Putting aside all reaction to him, and she decided that not saying his ironically French name would be a smart beginning, she took a deep, cleansing breath. She folded herself back into a prone position, deliberately ignoring the smirk on his face as she inadvertently touched him about a million times. Finding the box again, she also felt a few thick, calloused fingers on the path. She could ignore those. Really. She placed the screwdriver between the box and its perch on a joist. The box was jammed between two walls. Still, if she just pushed a little harder.

With lightening quick reflexes, Colette dropped the screwdriver into the insulation and grabbed the edge of box. It was tipped on its side and so narrow it slid between the wall spaces as if it wanted to be dragged toward the light.

Breathing heavily, and unfortunately inhaling decay in the process, she folded herself into a sitting position and propped the dust covered box on her knees and stared at the twelve by twelve inch treasure. Then she sneezed.

“Unbelievable.” Beau sat knees against knee with her.

She hoped he wasn’t talking about her nasal capacities. Using her gentlest touch, she brushed away decay and revealed a carved bear in a walking motion, on top of a diamond-patterned collage of light and dark woods. Its graceful lines and intricate artistry made the box look like something reserved for royalty. Maybe designed to hold chess pieces or land maps of undiscovered territory. Or the keys to a dungeon.  Or–

“Bad news, princess.” Beau picked newsprint from Colette’s hair. “Without a key, we’re done here.”

Colette traced her fingers along the carvings. “Maybe Janine knows about a key. You do think Eva would have left a key, don’t you? I mean, who wants to find a treasure that they can’t open? It’s probably buried somewhere. Where would it be hidden? What if it’s not hidden? What if it’s lost forever?” She heard desperation echo in her voice and looked into Beau’s gaze. “I’m just anticipating Janine’s response.”

“Sure you were.” Beau knelt again and reached his arm back into the hole. “I can tell by the light in your eyes you were hoping some giant trove of nostalgia would land in your lap. You’re a sucker for old stuff. I’ve seen your Volvo.”

She watched his shoulder stretch deeper into the wall. “What are you doing?”

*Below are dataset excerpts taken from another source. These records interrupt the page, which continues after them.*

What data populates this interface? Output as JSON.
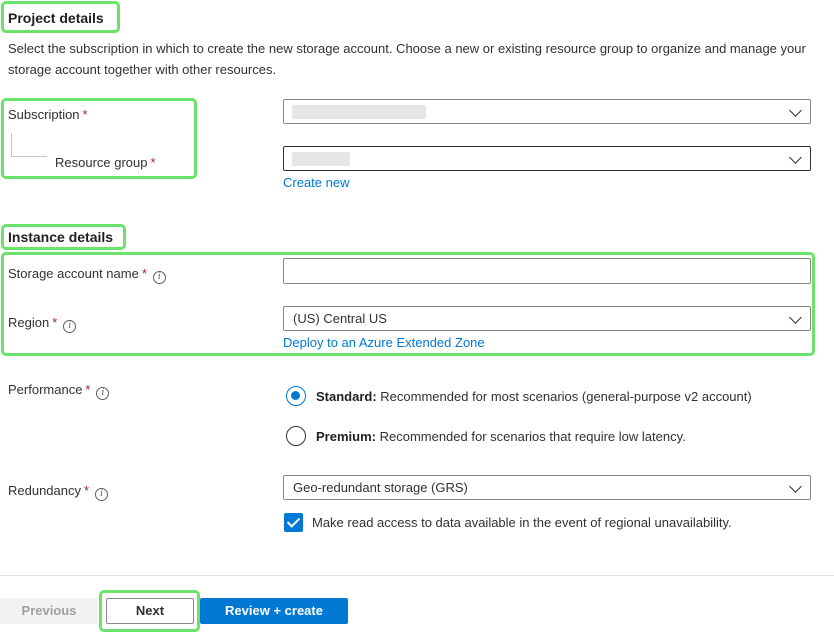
{
  "project": {
    "title": "Project details",
    "description": "Select the subscription in which to create the new storage account. Choose a new or existing resource group to organize and manage your storage account together with other resources.",
    "subscription_label": "Subscription",
    "resource_group_label": "Resource group",
    "create_new_link": "Create new"
  },
  "instance": {
    "title": "Instance details",
    "storage_name_label": "Storage account name",
    "storage_name_value": "",
    "region_label": "Region",
    "region_value": "(US) Central US",
    "extended_zone_link": "Deploy to an Azure Extended Zone"
  },
  "performance": {
    "label": "Performance",
    "options": [
      {
        "name": "Standard:",
        "desc": "Recommended for most scenarios (general-purpose v2 account)",
        "selected": true
      },
      {
        "name": "Premium:",
        "desc": "Recommended for scenarios that require low latency.",
        "selected": false
      }
    ]
  },
  "redundancy": {
    "label": "Redundancy",
    "value": "Geo-redundant storage (GRS)",
    "checkbox_label": "Make read access to data available in the event of regional unavailability.",
    "checkbox_checked": true
  },
  "required_marker": "*",
  "info_glyph": "i",
  "footer": {
    "previous": "Previous",
    "next": "Next",
    "review_create": "Review + create"
  },
  "colors": {
    "accent": "#0078d4",
    "highlight": "#6be36b",
    "required": "#a4262c"
  }
}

“Well, if it was me and I stashed a locked box, I’d probably hide the key somewhere near so I wouldn’t lose it.”

She should add ludicrous to her list of Beau-related adjectives. Not that she had a list because that meant she paid attention to him and she was not, she repeated, not, categorizing his qualities. “And you think Eva just left a key hanging on a nail?”

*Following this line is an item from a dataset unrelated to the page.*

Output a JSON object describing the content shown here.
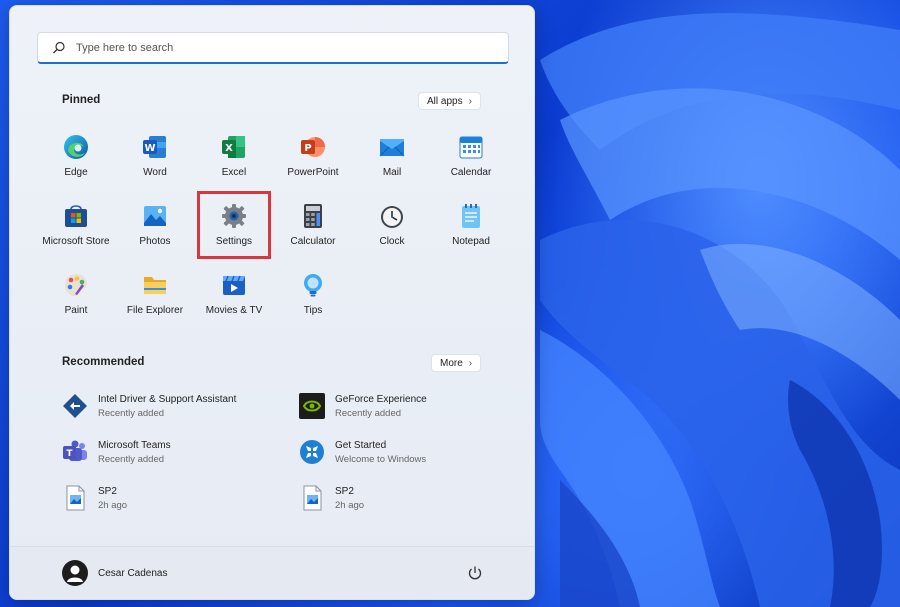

Beau pulled his arm from the hole, and his knee joints creaked as he crouched next to her. “Actually, it was perched on a beam support. Looks like you might have torn into a false wall. Eva was a sly fox. She created a hiding place in plain site.”

Colette stared at the iron key dangling from dusty, pink grosgrain ribbon. Beau had acted while she panicked. This hesitancy had crippled her choices for years.

“What’s the matter, princess? Can’t stand it when someone else is right?”

“I almost never care who’s right or wrong as long as it all works out in the end.” Unlike her uncle.

Colette rolled backwards on her heels, propping one hand on the damaged wall to help her stand up. Though she was happy that Janine and George would not only have the box Eva had hid, but also a key to unlock the treasure, there was one lingering problem. The tiny skeleton shape was rusty. That meant water damage somewhere.

Her proposed renovation budget groaned with new inflation.

Colette was so fixated on the fragile pink ribbon, she almost couldn’t decide if this was the key for the delicate box or the key to her ultimate doom with this house. They might be one and the same.